Этот смысл взгляда, пересеченного болью, откликнется в более поздней «Походной песне»:

…над всем, чего мы захотели, Гуляет какая-то плеть. Глаза бы мои не глядели Да велено, видно, глядеть.

Здесь речь идет не о боли физической, а о боли мировой, боли за мир. Но смысл тот же. Мир, каким бы мы его хотели и могли видеть, уже поражен ударом плети, он уже не здоров, он всегда от нас далек, идет по краю нашего опыта, по узкой полоске, едва мелькая. Нам все время в него «нельзя». Это свойство Седакова увидит так же и у «власти», которая гуляет, как черный столп, по территории мира и родной страны поэта и все время везде утверждает себя, всем всё запрещая.

Власть движется, воздушный столп витой, от стен окоченевшего кремля в загробное молчание провинций, к окраинам, умершим начеку, и дальше, к моджахедскому полку — и вспять, как отраженная волна.

Но это же свойство: болеть и быть почти невидимым, есть и у другой смысловой стороны мира Ольги Седаковой, оно обнаруживается со стороны тех, кто чего-то лишен. Эту сторону можно назвать «лишением и нищетой». В поэзии Седаковой действуют погорельцы, нищие, убогие, больные — то есть все существа «отказа», «удара плети», «боли», у которых мало что есть, или, вернее, те самые, кто являются свидетелями того, до чего может дойти дело, до чего у тебя всё могут отнять. От этих существ очень мало или почти ничего не осталось. И на этом повороте боль совершенно по-толстовски выявляется как та сила, что испытывает нас, что призывает к ответу и открывает врата — в то самое малое, что остается… от нас. И нам как раз туда и надо, налегке, в самое последнее. «Еще подобно царствие небесное дырявому мешку», как сказано в эпиграфе из Евангелия от Фомы к «Путешествию в Тарту»[50].

В боли есть какая-то великая тайна. Она все доводит до края. До места решения. До невыносимости вопроса. До последнего шанса на здоровье.

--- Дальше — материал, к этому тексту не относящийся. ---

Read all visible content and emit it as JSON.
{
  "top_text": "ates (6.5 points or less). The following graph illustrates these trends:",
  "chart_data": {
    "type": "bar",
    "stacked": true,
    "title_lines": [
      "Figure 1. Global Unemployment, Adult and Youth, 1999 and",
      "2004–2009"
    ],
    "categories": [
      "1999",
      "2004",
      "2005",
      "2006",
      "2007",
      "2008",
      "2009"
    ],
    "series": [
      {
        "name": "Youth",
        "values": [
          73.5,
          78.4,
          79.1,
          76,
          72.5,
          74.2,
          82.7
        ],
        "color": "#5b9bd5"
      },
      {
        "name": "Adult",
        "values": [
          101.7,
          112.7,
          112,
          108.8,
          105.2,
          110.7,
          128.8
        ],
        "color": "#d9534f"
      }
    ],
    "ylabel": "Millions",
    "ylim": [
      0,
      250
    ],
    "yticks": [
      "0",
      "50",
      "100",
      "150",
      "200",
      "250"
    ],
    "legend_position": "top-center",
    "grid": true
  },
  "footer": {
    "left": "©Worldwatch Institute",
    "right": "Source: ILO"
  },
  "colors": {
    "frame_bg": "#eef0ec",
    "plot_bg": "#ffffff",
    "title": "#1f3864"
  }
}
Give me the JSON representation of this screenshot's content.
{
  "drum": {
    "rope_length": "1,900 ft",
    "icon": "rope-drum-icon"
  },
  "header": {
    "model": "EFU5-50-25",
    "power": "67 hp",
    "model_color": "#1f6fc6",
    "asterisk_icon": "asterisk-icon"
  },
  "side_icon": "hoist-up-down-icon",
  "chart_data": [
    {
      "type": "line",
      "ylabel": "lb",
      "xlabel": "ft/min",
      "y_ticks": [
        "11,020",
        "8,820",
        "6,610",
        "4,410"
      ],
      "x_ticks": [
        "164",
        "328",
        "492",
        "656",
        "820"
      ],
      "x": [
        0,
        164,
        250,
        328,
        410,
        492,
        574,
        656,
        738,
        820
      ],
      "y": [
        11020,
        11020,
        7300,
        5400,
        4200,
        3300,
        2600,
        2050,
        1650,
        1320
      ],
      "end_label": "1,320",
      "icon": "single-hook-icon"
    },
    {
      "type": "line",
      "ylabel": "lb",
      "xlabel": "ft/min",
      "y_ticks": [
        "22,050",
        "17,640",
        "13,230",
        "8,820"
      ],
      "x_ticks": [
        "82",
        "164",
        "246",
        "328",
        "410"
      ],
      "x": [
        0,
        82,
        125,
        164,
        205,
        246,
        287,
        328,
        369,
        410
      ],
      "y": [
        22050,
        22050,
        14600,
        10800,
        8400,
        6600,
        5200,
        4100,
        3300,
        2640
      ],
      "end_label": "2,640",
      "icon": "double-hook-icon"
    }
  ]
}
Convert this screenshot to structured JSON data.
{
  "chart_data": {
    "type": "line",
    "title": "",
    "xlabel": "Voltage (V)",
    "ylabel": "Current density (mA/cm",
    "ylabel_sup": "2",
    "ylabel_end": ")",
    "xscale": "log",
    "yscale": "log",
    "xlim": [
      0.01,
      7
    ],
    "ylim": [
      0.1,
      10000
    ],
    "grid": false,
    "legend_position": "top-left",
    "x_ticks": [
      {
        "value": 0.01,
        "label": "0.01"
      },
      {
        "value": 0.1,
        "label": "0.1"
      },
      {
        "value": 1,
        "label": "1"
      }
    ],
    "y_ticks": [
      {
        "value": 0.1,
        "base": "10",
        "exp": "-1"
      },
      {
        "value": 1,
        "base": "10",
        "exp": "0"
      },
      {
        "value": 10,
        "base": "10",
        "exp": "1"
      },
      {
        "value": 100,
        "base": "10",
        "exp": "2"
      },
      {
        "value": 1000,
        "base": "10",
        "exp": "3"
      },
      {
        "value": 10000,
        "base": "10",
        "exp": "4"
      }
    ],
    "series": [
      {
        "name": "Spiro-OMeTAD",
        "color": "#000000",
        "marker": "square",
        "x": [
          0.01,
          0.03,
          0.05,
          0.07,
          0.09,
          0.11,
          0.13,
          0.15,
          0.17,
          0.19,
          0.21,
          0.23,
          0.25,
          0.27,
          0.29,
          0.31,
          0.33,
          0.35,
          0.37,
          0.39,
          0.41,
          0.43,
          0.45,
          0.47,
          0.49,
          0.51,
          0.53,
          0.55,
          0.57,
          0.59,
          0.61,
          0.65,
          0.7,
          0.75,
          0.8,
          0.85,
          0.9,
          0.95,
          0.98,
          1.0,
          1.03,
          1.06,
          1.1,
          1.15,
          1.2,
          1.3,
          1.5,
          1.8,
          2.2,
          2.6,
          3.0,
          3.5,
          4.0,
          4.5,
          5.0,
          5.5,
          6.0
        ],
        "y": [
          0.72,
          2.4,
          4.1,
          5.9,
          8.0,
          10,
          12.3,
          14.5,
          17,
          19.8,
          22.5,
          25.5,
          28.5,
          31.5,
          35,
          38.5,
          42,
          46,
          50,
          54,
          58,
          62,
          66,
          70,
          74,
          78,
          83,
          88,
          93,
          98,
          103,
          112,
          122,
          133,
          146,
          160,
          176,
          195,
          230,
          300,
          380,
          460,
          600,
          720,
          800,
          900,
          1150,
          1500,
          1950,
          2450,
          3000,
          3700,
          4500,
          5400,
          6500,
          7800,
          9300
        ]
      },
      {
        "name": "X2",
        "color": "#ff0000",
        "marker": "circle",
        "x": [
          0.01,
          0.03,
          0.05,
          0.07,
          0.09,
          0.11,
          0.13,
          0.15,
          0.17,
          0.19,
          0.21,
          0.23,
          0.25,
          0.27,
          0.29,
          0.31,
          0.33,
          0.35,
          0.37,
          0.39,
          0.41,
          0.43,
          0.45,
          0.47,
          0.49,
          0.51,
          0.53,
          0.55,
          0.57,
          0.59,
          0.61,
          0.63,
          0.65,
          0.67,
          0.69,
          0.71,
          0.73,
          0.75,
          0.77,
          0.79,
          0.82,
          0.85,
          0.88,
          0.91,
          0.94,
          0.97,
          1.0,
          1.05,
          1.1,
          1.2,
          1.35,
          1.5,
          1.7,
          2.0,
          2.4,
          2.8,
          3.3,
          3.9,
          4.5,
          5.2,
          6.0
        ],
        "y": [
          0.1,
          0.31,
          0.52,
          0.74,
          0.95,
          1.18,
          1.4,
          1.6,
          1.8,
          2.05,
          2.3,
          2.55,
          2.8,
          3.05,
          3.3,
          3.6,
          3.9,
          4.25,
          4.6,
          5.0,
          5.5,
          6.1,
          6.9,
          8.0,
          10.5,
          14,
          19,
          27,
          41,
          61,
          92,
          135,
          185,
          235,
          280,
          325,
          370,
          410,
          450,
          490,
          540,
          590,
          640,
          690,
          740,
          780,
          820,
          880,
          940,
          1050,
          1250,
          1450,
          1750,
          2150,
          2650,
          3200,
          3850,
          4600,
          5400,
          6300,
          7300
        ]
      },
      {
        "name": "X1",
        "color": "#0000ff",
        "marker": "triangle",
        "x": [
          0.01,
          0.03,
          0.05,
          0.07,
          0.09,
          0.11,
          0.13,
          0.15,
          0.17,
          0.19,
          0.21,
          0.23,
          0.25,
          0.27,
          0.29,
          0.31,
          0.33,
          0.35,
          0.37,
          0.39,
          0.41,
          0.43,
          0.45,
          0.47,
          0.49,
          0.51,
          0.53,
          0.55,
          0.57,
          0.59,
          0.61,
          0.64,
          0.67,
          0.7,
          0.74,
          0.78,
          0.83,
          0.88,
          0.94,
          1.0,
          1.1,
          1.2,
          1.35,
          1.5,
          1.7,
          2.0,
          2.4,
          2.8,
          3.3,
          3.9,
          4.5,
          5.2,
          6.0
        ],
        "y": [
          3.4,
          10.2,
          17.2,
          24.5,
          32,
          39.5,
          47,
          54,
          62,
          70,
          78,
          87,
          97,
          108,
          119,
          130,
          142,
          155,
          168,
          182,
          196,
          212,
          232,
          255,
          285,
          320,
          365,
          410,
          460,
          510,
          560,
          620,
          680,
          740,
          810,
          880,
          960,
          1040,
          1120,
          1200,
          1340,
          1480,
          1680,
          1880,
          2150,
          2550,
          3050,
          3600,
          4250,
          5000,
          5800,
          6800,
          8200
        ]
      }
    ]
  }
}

До точки царя Саула, о которой шла речь в начале.

И третья строфа стихотворения подтверждает догадку.

И если ему удавалось помочь предметам, захваченным той же болезнью, он сам для себя представлялся точь-в-точь героем, спасающим царскую дочь, созвездием, спасшим другое созвездье. Как будто прошел он семьсот ступеней, на каждой по пленнице освобождая, и вот подошел к колыбели своей и сам себя выбрал, как вещь из вещей, и тут же упал, эту вещь выпуская.

Чтобы спастись, то есть спасти себя, больной должен спасти то, что болит, спасти мир из-под спуда своей болезни. Он должен увидеть, чем мир держится, упорно чертить линию взгляда, держать мир живым. Мир, который болезнь пересиливает, расшатывает, делает его лишь мелькающим образом, нищим и погорельцем, больному надо удержать, удержать в луче своего внимания. И усилие это таково, что все, что он в этот момент видит, способен разглядеть, хоть как-то зацепить взглядом, — становится невероятной драгоценностью, преодоленным расстоянием в световые лета, тем самым «созвездием», точки которого рассеяны по вселенной. В итоге «письмо» больного, создаваемый им рисунок поистине велик. Он — послание размером во вселенную, лишенное ненужных подробностей. Вещи и впрямь сияют у него, как звезды. И этот труд по удержанию, по длению мира — от точки к точке, от звезды к звезде, шаг за шагом, от строки к строке, труд удержания внимания — и есть поэзия, труд желания быть там, где ты есть. Этот труд поэт сравнивает с восхождением по лестнице в небо, актом спасения принцессы, актом милости и героизма. Как свидетельствуют точнейшие головоломки поэта, мир наш устроен так, что самое последнее, что остается, самое маленькое, крошечное — оно же и самое большое, максимально общее, без лишних подробностей… Структура нашего мира, как говорила Анна Ахматова, есть милосердие.

И милосердие оплачивает все предъявленные нам счета.

Я могу только надеяться, что весь предыдущий разбор позволит мне уже не комментировать, например, это стихотворение:

Бабочка летает и на небо пишет скорописью высоты. В малой мельничке лазурного оранжевого хлеба мелко, мелко смелются чьи-нибудь черты.